7 Sept 2023
As Spring raises her sleepy head and daffodils now fill my home, I am counting down.
In three sleeps I head off to the International Dublin Writer's Festival where I have been invited to speak. Online tix (Sept 15 - 17) are available if you wish to attend from your studio/office/lounge room. My topic explores the authentic self in fiction, in the context of appropriation.
Current debate challenges authors' appropriation of culture, race and gender in fiction. In this context, what is an authentic voice?
In the fictional landscape, authors are encouraged to explore the boundaries of imagination.
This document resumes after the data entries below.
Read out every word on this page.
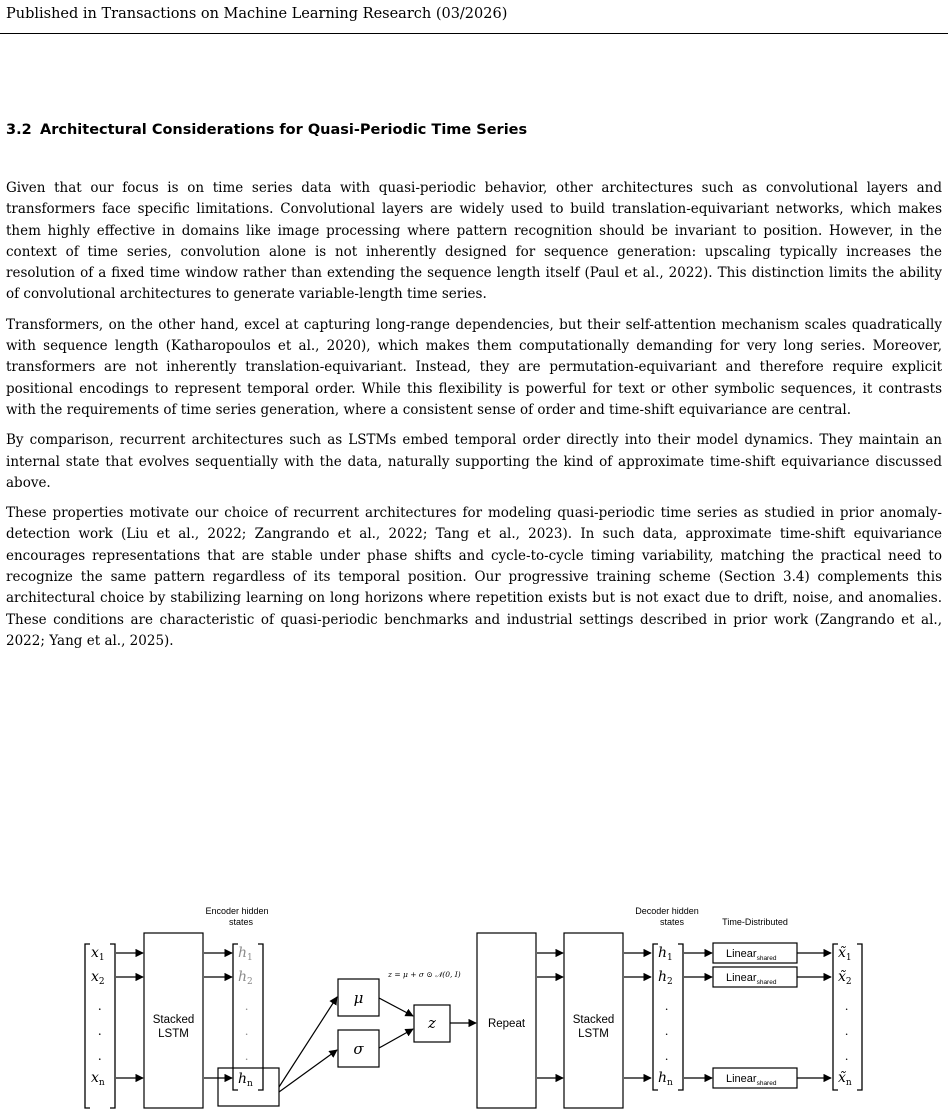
Published in Transactions on Machine Learning Research (03/2026)
3.2 Architectural Considerations for Quasi-Periodic Time Series

Given that our focus is on time series data with quasi-periodic behavior, other architectures such as convolutional layers and transformers face specific limitations. Convolutional layers are widely used to build translation-equivariant networks, which makes them highly effective in domains like image processing where pattern recognition should be invariant to position. However, in the context of time series, convolution alone is not inherently designed for sequence generation: upscaling typically increases the resolution of a fixed time window rather than extending the sequence length itself (Paul et al., 2022). This distinction limits the ability of convolutional architectures to generate variable-length time series.

Transformers, on the other hand, excel at capturing long-range dependencies, but their self-attention mechanism scales quadratically with sequence length (Katharopoulos et al., 2020), which makes them computationally demanding for very long series. Moreover, transformers are not inherently translation-equivariant. Instead, they are permutation-equivariant and therefore require explicit positional encodings to represent temporal order. While this flexibility is powerful for text or other symbolic sequences, it contrasts with the requirements of time series generation, where a consistent sense of order and time-shift equivariance are central.

By comparison, recurrent architectures such as LSTMs embed temporal order directly into their model dynamics. They maintain an internal state that evolves sequentially with the data, naturally supporting the kind of approximate time-shift equivariance discussed above.

These properties motivate our choice of recurrent architectures for modeling quasi-periodic time series as studied in prior anomaly-detection work (Liu et al., 2022; Zangrando et al., 2022; Tang et al., 2023). In such data, approximate time-shift equivariance encourages representations that are stable under phase shifts and cycle-to-cycle timing variability, matching the practical need to recognize the same pattern regardless of its temporal position. Our progressive training scheme (Section 3.4) complements this architectural choice by stabilizing learning on long horizons where repetition exists but is not exact due to drift, noise, and anomalies. These conditions are characteristic of quasi-periodic benchmarks and industrial settings described in prior work (Zangrando et al., 2022; Yang et al., 2025).

$x_1$
$x_2$
.
.
.
$x_n$
Stacked
LSTM
Encoder hidden
states
$h_1$
$h_2$
.
.
.
$h_n$
μ
σ
z = μ + σ ⊙ 𝒩(0, I)
z	Repeat	Stacked
LSTM
Decoder hidden
states	Time-Distributed
$h_1$
$h_2$
.
.
.
$h_n$
Linear$_{shared}$
Linear$_{shared}$
Linear$_{shared}$
$x̃_1$
$x̃_2$
.
.
.
$x̃_n$
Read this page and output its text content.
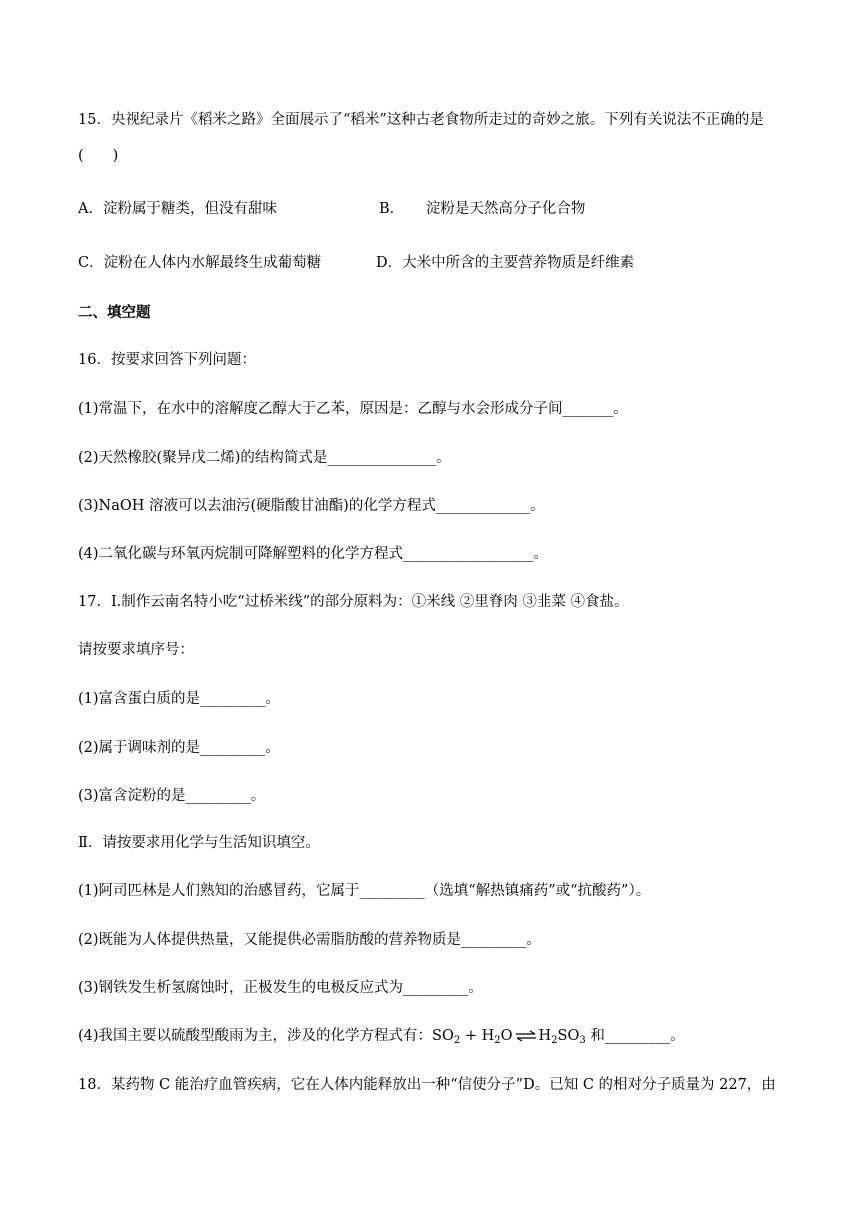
15．央视纪录片《稻米之路》全面展示了“稻米”这种古老食物所走过的奇妙之旅。下列有关说法不正确的是
(　　)
A．淀粉属于糖类，但没有甜味	B．　　淀粉是天然高分子化合物
C．淀粉在人体内水解最终生成葡萄糖	D．大米中所含的主要营养物质是纤维素
二、填空题
16．按要求回答下列问题：
(1)常温下，在水中的溶解度乙醇大于乙苯，原因是：乙醇与水会形成分子间_______。
(2)天然橡胶(聚异戊二烯)的结构简式是_______________。
(3)NaOH 溶液可以去油污(硬脂酸甘油酯)的化学方程式_____________。
(4)二氧化碳与环氧丙烷制可降解塑料的化学方程式__________________。
17．Ⅰ.制作云南名特小吃“过桥米线”的部分原料为：①米线 ②里脊肉 ③韭菜 ④食盐。
请按要求填序号：
(1)富含蛋白质的是_________。
(2)属于调味剂的是_________。
(3)富含淀粉的是_________。
Ⅱ．请按要求用化学与生活知识填空。
(1)阿司匹林是人们熟知的治感冒药，它属于_________（选填“解热镇痛药”或“抗酸药”）。
(2)既能为人体提供热量，又能提供必需脂肪酸的营养物质是_________。
(3)钢铁发生析氢腐蚀时，正极发生的电极反应式为_________。
(4)我国主要以硫酸型酸雨为主，涉及的化学方程式有：$SO_2 + H_2O$ ⇌ $H_2SO_3$ 和_________。
18．某药物 C 能治疗血管疾病，它在人体内能释放出一种“信使分子”D。已知 C 的相对分子质量为 227，由
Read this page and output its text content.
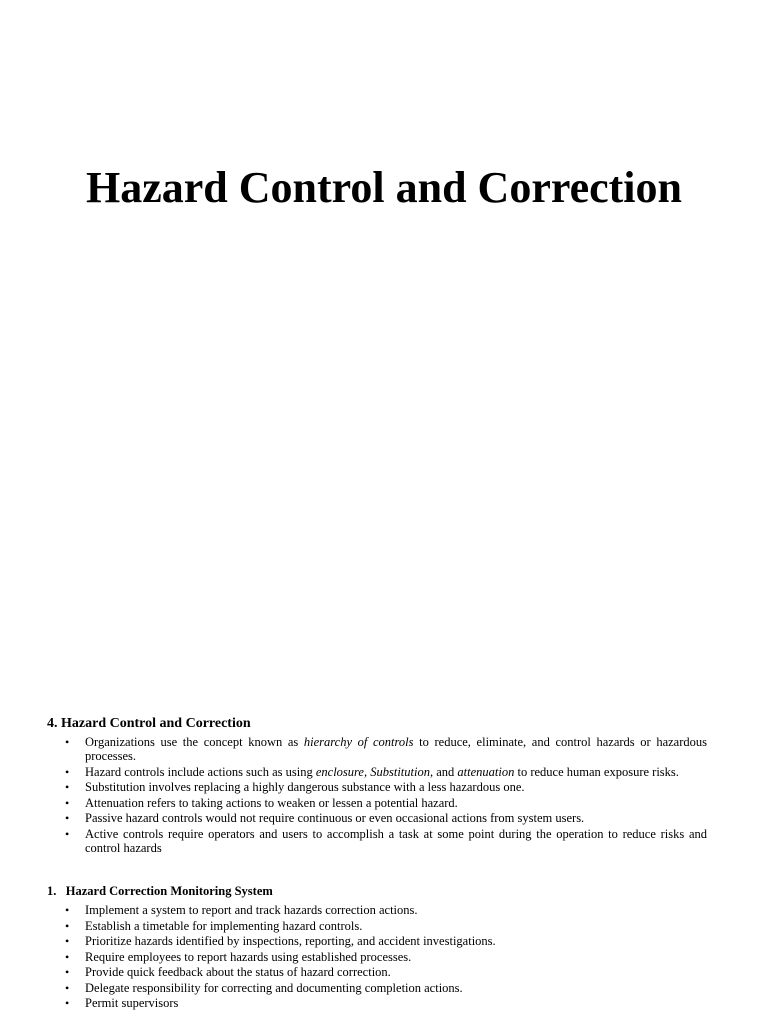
Hazard Control and Correction

4. Hazard Control and Correction

• Organizations use the concept known as hierarchy of controls to reduce, eliminate, and control hazards or hazardous processes.
• Hazard controls include actions such as using enclosure, Substitution, and attenuation to reduce human exposure risks.
• Substitution involves replacing a highly dangerous substance with a less hazardous one.
• Attenuation refers to taking actions to weaken or lessen a potential hazard.
• Passive hazard controls would not require continuous or even occasional actions from system users.
• Active controls require operators and users to accomplish a task at some point during the operation to reduce risks and control hazards

1.   Hazard Correction Monitoring System

• Implement a system to report and track hazards correction actions.
• Establish a timetable for implementing hazard controls.
• Prioritize hazards identified by inspections, reporting, and accident investigations.
• Require employees to report hazards using established processes.
• Provide quick feedback about the status of hazard correction.
• Delegate responsibility for correcting and documenting completion actions.
• Permit supervisors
Yet recent trends in the US sees traditional publishers increasingly rejecting work if authors are not mirrored in the cultural, racial, or gender backgrounds of the characters within their narratives.
The contentious debate surrounding appropriation highlights issues around power, privilege, and the impact of representation on marginalized communities. Authenticity has become a defining criterion. Determining what qualifies as authentic raises questions of who has authority to speak for, or incorporate, a particular culture, race, or gender. Understanding what constitutes an authentic voice is crucial.
Critics argue that authors from dominant groups should approach writing about marginalized experiences with caution, as they may not fully comprehend the nuances and realities faced by these communities. Renowned psychologist Brene Brown stresses “we cannot ever walk in someone else’s shoes.” On the other hand, proponents advocate for writers to explore and depict diverse experiences, promoting literature as a space for imagination and empathy.
Is it possible to write with authenticity under threat of an accusation of appropriation? Is a creative balance possible through acknowledgement of the power, history, and identity that lie within the folds of appropriation? What outcome does this, or should this, have on an authors’ creativity?
After the festival I fly from Dublin to Chicago to attend the 10th Anniversary Conference of the Women's Fiction Writers Association (WFWA). I have scheduled to meet a NY agent and a small print publisher to ascertain the future direction of KazJoyPress.